Firstly, the influence of international tourism cannot be understated. Europe is undeniably the most sought-after tourist destination globally. Recent European statistical data confirms an ever-increasing number of tourists flocking to the region for various reasons, be it business, leisure, or recreational pursuits.
The pandemic brought about a steep decline in international travel, causing a drastic slump in demand. This was acutely felt in countries that largely rely on foreign visitors. Cities typically bustling with international tourists experienced significant drops in demand. However, with the reopening of borders, the tourists were quick to return.

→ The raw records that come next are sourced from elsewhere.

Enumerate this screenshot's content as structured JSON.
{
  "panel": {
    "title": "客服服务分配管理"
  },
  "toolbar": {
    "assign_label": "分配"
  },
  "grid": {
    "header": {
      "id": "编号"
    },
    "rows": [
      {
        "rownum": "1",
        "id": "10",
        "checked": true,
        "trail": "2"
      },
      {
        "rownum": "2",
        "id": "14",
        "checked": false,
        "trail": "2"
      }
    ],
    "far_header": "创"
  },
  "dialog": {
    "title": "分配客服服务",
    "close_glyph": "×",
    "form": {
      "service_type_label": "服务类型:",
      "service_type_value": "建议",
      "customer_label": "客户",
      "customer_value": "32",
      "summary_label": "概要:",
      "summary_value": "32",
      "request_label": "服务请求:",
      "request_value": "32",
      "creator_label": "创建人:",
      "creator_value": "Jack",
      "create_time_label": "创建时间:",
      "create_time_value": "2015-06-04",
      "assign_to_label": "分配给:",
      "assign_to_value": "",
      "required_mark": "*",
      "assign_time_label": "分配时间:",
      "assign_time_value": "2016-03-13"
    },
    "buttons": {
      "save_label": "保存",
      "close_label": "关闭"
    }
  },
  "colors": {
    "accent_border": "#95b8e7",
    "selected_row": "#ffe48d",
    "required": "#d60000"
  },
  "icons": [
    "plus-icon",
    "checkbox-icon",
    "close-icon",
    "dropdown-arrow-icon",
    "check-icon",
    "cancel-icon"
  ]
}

Secondly, regulatory dynamics play a substantial role in the short-term rental market's behavior. Over recent years, there has been a noticeable uptick in the tightening of regulations pertaining to short-term rentals in many European countries, notably in Spain, Italy, Netherlands, and Ireland. These newly minted regulatory measures range from more stringent tax policies and mandatory government registration to specific laws outlining the zones and durations that short-term rentals can function within.
For instance, in Amsterdam, Netherlands, there's a regulation capping the number of nights hosts can offer their homes for rent at just 30 nights annually. Meanwhile, Dublin, Ireland has demarcated rent pressure zones (RPZs) wherein hosts are only permitted to rent their domiciles for 90 days each year. In Florence, there's an outright ban on any new short-term rentals within the city's historic center. Similarly, Venice is on the brink of implementing even more constraining measures.
With each passing year, the rules governing short-term rentals are becoming more rigorous, which compounds the challenges associated with launching new rental properties. These developments underscore the present as a prime window of opportunity, suggesting that those interested should capitalize sooner rather than later.
Secondly, regulatory dynamics play a substantial role in the short-term rental market's behavior. Over recent years, there has been a noticeable uptick in the tightening of regulations pertaining to short-term rentals in many European countries, notably in Spain, Italy, Netherlands, and Ireland. These newly minted regulatory measures range from more stringent tax policies and mandatory government registration to specific laws outlining the zones and durations that short-term rentals can function within.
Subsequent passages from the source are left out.